Für die heute 28-jährige Französin ereignete sich der Auslöser, ihr „Kleines Heft für Notizen über Sexisten im Parlament (Gehörtes, Gesehenes, Erlebtes)" zu führen, im Sommer 2014. Jeannes Job als parlamentarische Assistentin war erst ein paar Tage alt. Für viele HochschulabsolventInnen sind die begehrten Stellen im Herzen Europas ein Traumjob. Aber Jeanne, den Master in Europarecht von der Eliteschule „College of Europe" in der Tasche, spürte trotzdem bald den kleinen Unterschied: „Ich war doppelt verletzlich: Ich war jung und ich war eine Frau."

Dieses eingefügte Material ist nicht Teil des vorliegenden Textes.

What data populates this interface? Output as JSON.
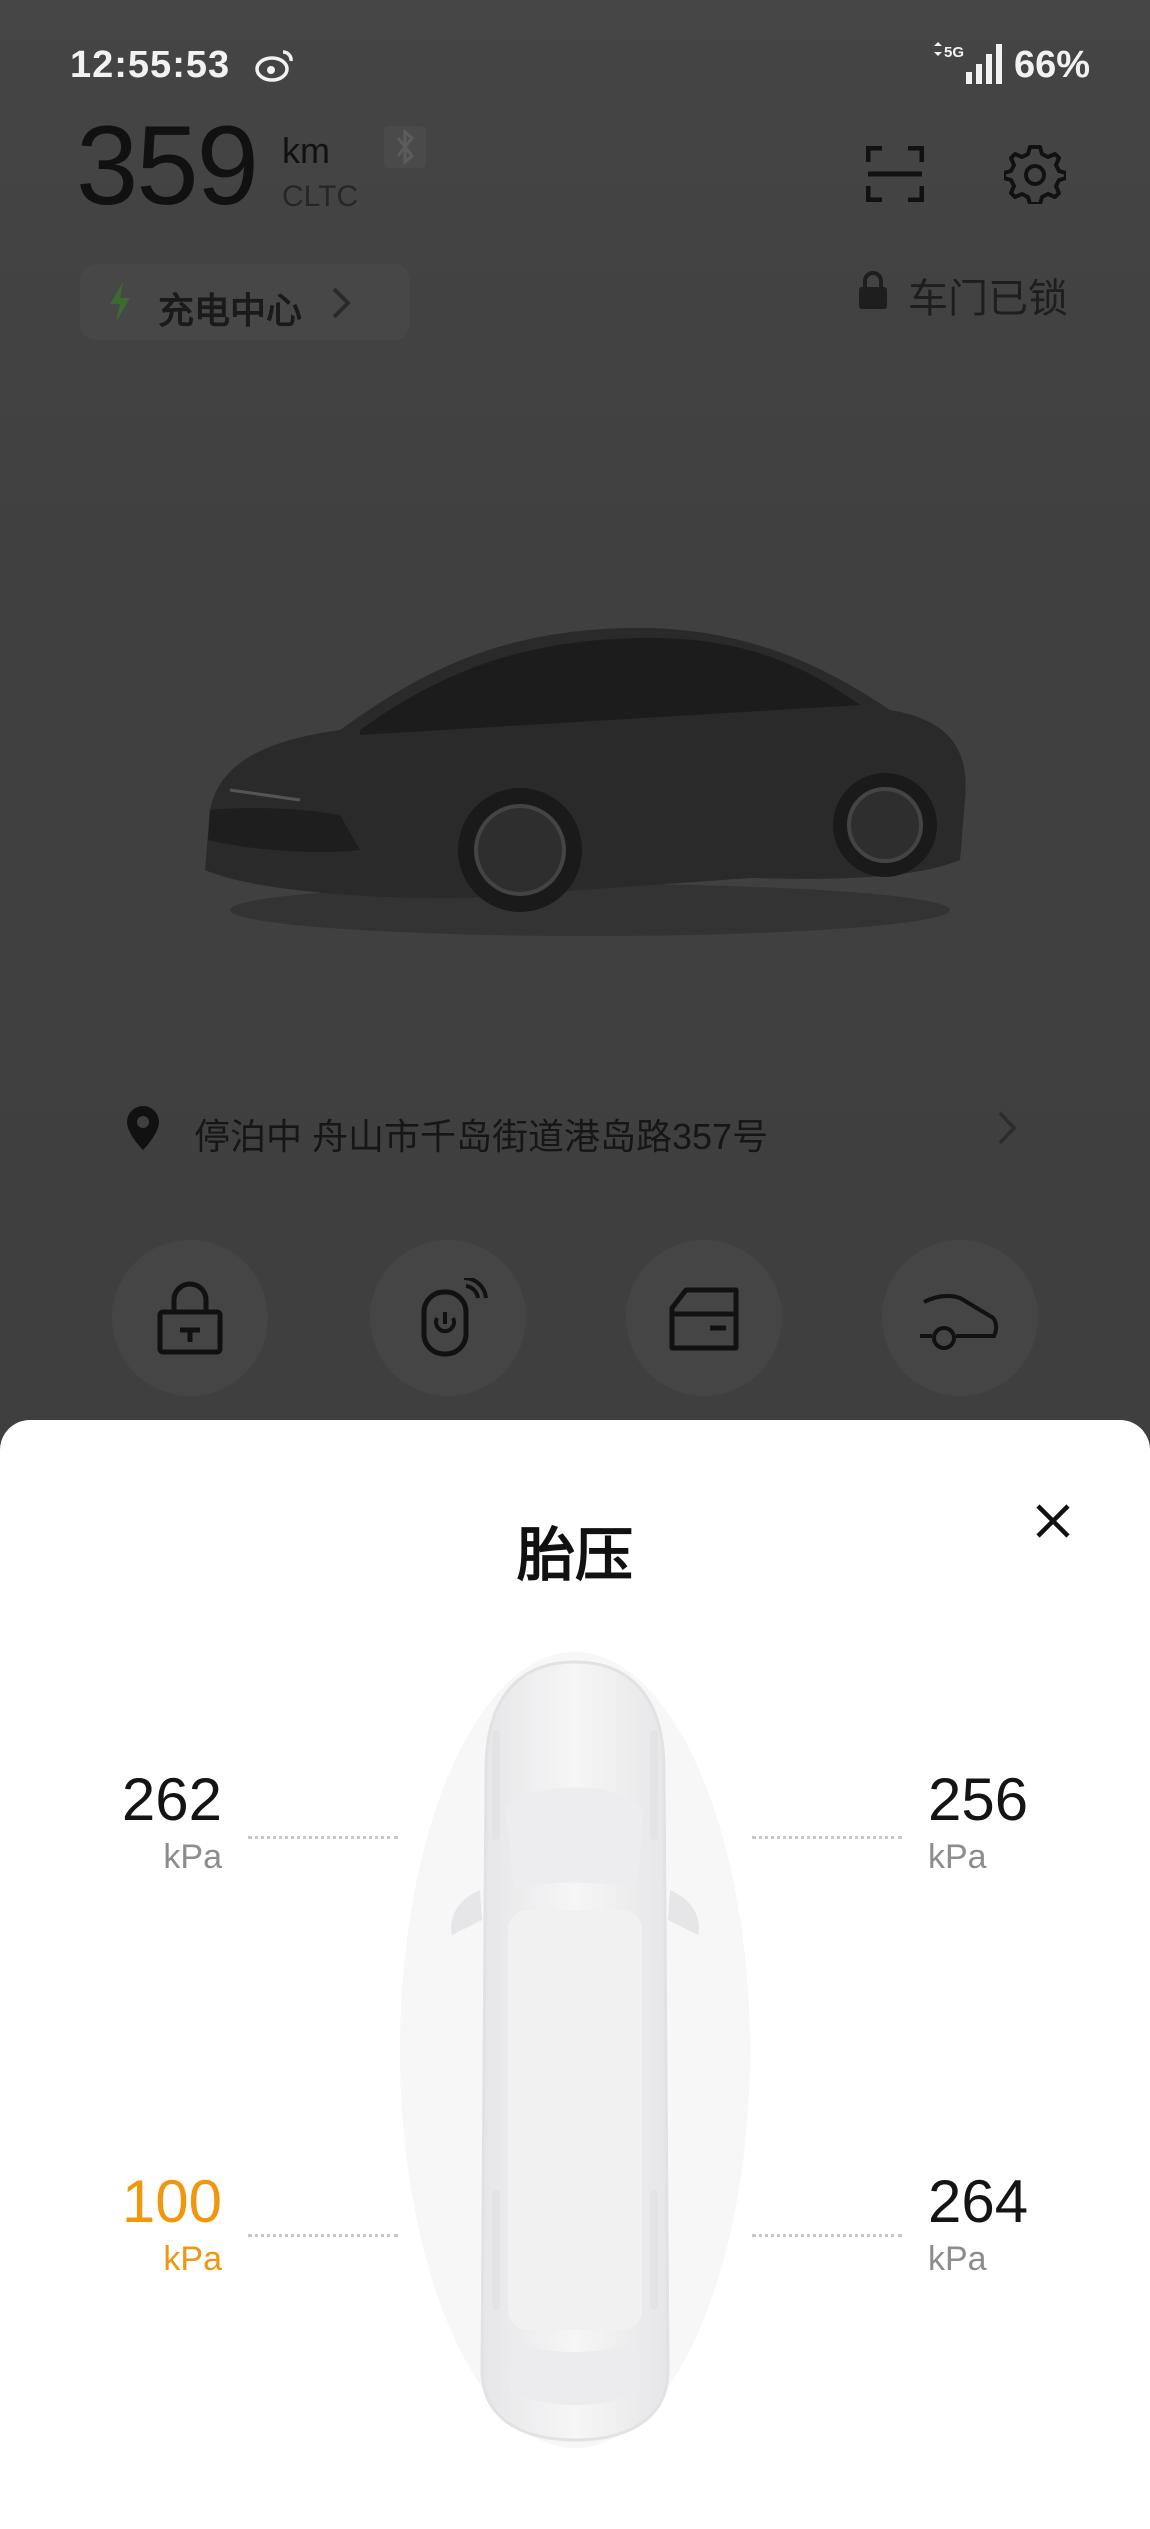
{
  "status_bar": {
    "time": "12:55:53",
    "network": "5G",
    "battery": "66%"
  },
  "vehicle": {
    "range_value": "359",
    "range_unit": "km",
    "range_standard": "CLTC",
    "charge_center_label": "充电中心",
    "door_status": "车门已锁",
    "location": "停泊中 舟山市千岛街道港岛路357号"
  },
  "quick_actions": [
    {
      "icon": "lock-icon"
    },
    {
      "icon": "remote-start-icon"
    },
    {
      "icon": "trunk-icon"
    },
    {
      "icon": "car-power-icon"
    }
  ],
  "sheet": {
    "title": "胎压",
    "tires": {
      "front_left": {
        "value": "262",
        "unit": "kPa",
        "warning": false
      },
      "front_right": {
        "value": "256",
        "unit": "kPa",
        "warning": false
      },
      "rear_left": {
        "value": "100",
        "unit": "kPa",
        "warning": true
      },
      "rear_right": {
        "value": "264",
        "unit": "kPa",
        "warning": false
      }
    }
  },
  "colors": {
    "warning": "#f0970e",
    "sheet_bg": "#ffffff",
    "dim_bg": "#404040"
  }
}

An dem besagten Tag besuchte sie nach der Arbeit noch ein Meeting, Drinks und Networken, das übliche Brüssel-Programm. Da fiel Jeanne auf, dass ein älterer Mann im grauen Anzug sie unentwegt anstarrte. Jeanne versuchte, ihm aus dem Weg zu gehen, aber er folgte ihr auf Schritt und Tritt. Als sie das Meeting kurz darauf verließ, versperrte er ihr mit seinem Arm den Weg, den anderen legte er um ihre Taille. „Ich sehe dich hier zum ersten Mal, willst du nicht mal etwas mit mir trinken gehen?", fragte der Mann, ein deutscher Abgeordneter, wie Jeanne später erfuhr. Jeanne verneinte, schob seinen Arm unwirsch beiseite und eilte davon.

„In diesem Moment ist mir klar geworden: Wenn selbst jemand wie ich, Tochter einer feministischen Mutter, mit all meinem juristischen Wissen über Frauenrechte, sich so klein fühlt - wie muss das dann für andere sein?", sagt Jeanne. Und so begann sie ihr kleines Notizbuch über sexuelle Übergriffe im EU-Parlament. „Es war mein persönlicher Akt des Widerstandes!", sagt Jeanne. Eigentlich sollte er nie öffentlich werden.

Aber bald machte unter den Mitarbeiterinnen im Parlament die Rede von der jungen Frau die Runde, die sexuelle Übergriffe sammelt. Denn da unterscheidet sich das EU-Parlament nicht von ­Hollywood: Alle wussten Bescheid. Die Frauen warnten sich in Flüsternetzwerken; vor dem, mit dem man nicht alleine den Aufzug nehme sollte; vor dem, mit dem man nicht alleine im Büro sein sollte; vor dem, der heimlich Frauen fotografierte. „Hast du keinen Humor, Jeanne?", hat einmal ein ­Kollege zu Jeanne gesagt. „Das sind doch einfach nur blöde Witze!" Aber Jeanne wollte nicht lachen, sie wollte sich wehren.